My wife told me it was no ordinary ravine. It was the gravina ravine belonging to Castellaneta, 32km from Taranto. The name rang a bell.

We parked and walked down the town's Via Roma. My wife looked more than usually smug.

"Does the name Rudolfo Alfonso Raffaelo Pierre Filberto Gugliemi di Valentine D'Antonquolia mean anything to you?"

I shrugged and guessed he played for Juventus.

Then we stopped at Number 116, a non-descript three-storey white house among many similar. My wife smiled. The way she sometimes does.

"Rudolph Valentino was born here. In 1895. Now how romantic is that?"

The site of pilgrimage is not open to the public but the life-size statue of "Valentino" around the corner is. As is a laundrette, a hotel and a restaurant bearing his name.

Naturally, there's also a Rudolph Valentino Museum. Ironically, it is a former convent.

Italian-born American heart-throb Rudolph Valentino. Photo / Getty Images
Italian-born American heart-throb Rudolph Valentino. Photo / Getty Images

We entered its "Lovers' Hall".

Under the barrelled-ceiling, we were followed (rather ambi-sexually I thought) by the eyes of the legendary Latin lover and epitome of romance.

From film posters and black and white movie stills, wearing his Cossack, matador and gaucho looks and sporting his signature Islamic older/Arabian noble pose, the silent silver screen matinee idol gave us the eye.

We enjoyed a part of the tent seen in The Son of the Sheik, a business card with his handwriting on it and comments from two visiting American "Rudy" fans.

"We've seen Rudy's Rolls-Royce in the Car and Caravan Museum in Luray Caverns, Virginia. But this is awesome. The birthplace of the world's greatest lover. The world's first hearthrob."

They admitted that the closest they had come to the legendary sex symbol was in a wax museum in Buena Park, California.

Valentine's mother was French and his father Italian, a vet who died of malaria. Rudy emigrated to the States in 1913. The museum boasts his childhood bed.

It was rags to riches. "Valesino" proved if you went to agricultural college in Genoa and combed your hair the right way and put the right stuff on it, you could become a film star and have hundreds of women and more, queuing hysterically to cuddle your coffin after your death aged just 31.

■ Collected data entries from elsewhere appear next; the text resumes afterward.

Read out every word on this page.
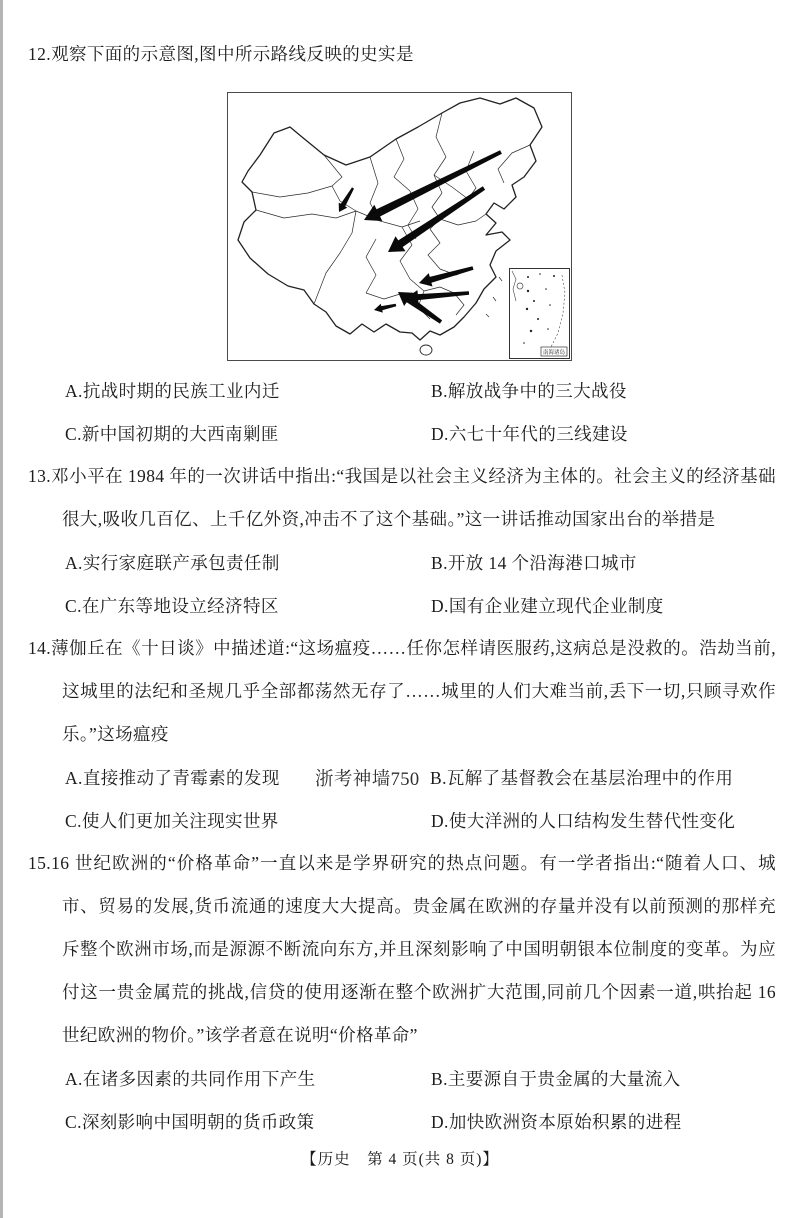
12.观察下面的示意图,图中所示路线反映的史实是

南海诸岛
A.抗战时期的民族工业内迁	B.解放战争中的三大战役
C.新中国初期的大西南剿匪	D.六七十年代的三线建设

13.邓小平在 1984 年的一次讲话中指出:“我国是以社会主义经济为主体的。社会主义的经济基础很大,吸收几百亿、上千亿外资,冲击不了这个基础。”这一讲话推动国家出台的举措是

A.实行家庭联产承包责任制	B.开放 14 个沿海港口城市
C.在广东等地设立经济特区	D.国有企业建立现代企业制度

14.薄伽丘在《十日谈》中描述道:“这场瘟疫……任你怎样请医服药,这病总是没救的。浩劫当前,这城里的法纪和圣规几乎全部都荡然无存了……城里的人们大难当前,丢下一切,只顾寻欢作乐。”这场瘟疫

A.直接推动了青霉素的发现	浙考神墙750 B.瓦解了基督教会在基层治理中的作用
C.使人们更加关注现实世界	D.使大洋洲的人口结构发生替代性变化

15.16 世纪欧洲的“价格革命”一直以来是学界研究的热点问题。有一学者指出:“随着人口、城市、贸易的发展,货币流通的速度大大提高。贵金属在欧洲的存量并没有以前预测的那样充斥整个欧洲市场,而是源源不断流向东方,并且深刻影响了中国明朝银本位制度的变革。为应付这一贵金属荒的挑战,信贷的使用逐渐在整个欧洲扩大范围,同前几个因素一道,哄抬起 16 世纪欧洲的物价。”该学者意在说明“价格革命”

A.在诸多因素的共同作用下产生	B.主要源自于贵金属的大量流入
C.深刻影响中国明朝的货币政策	D.加快欧洲资本原始积累的进程
【历史　第 4 页(共 8 页)】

Valentino is the favourite son of what he called "My land of sun." His hometown is pure Puglia. A maze of piazzas, narrow alleys and stone steps.

At dinner back at our hotel, an old fortified farmhouse and Saracen deterrent, my wife ordered another bottle of wine because she had already had a half of one. We clinked glasses and toasted Apulia.

And ourselves. I smiled around the pepper mill and quoted from the museum walls, "I am the canvas on which women paint their dreams."

She laughed into her glass of spicy "Nero di Troia" and, after regaining her composure with several mls, she replied in fluent "Rudy". "To generalise on women is dangerous. To specialise is infinitely worse!"

I looked at the label on the oil bottle. "Prodotto Italiano cento per cento", I read. "Just like Rudolph, the red-blooded Italian stallion and fabled tight-trousered lothario."

Then came an idea.

"They use olive oil on everything around here. Maybe I should pomade my hair with it for the authentic, slicked-back you-can't-resist-me Rudy look."

My wife gave my scalp a long look that told me that it was too late for that. But not all was lost. I could still be a pop icon.

Then it twigged. Dan Castellaneta! Homer Simpson's voice.

As well as the voice of Mayor Quimby, Sideshow Bob, Groundskeeper Willie, Barney Gumble and Krusty the Clown.

Citta di Castellaneta is not only Rudolf Valentino's birthplace it is also the ancestral home of The Simpsons.

My "doh!" rang around the restaurant and echoed around the nearest ravine.

I'm sure the gorge echoed back, "Prego!"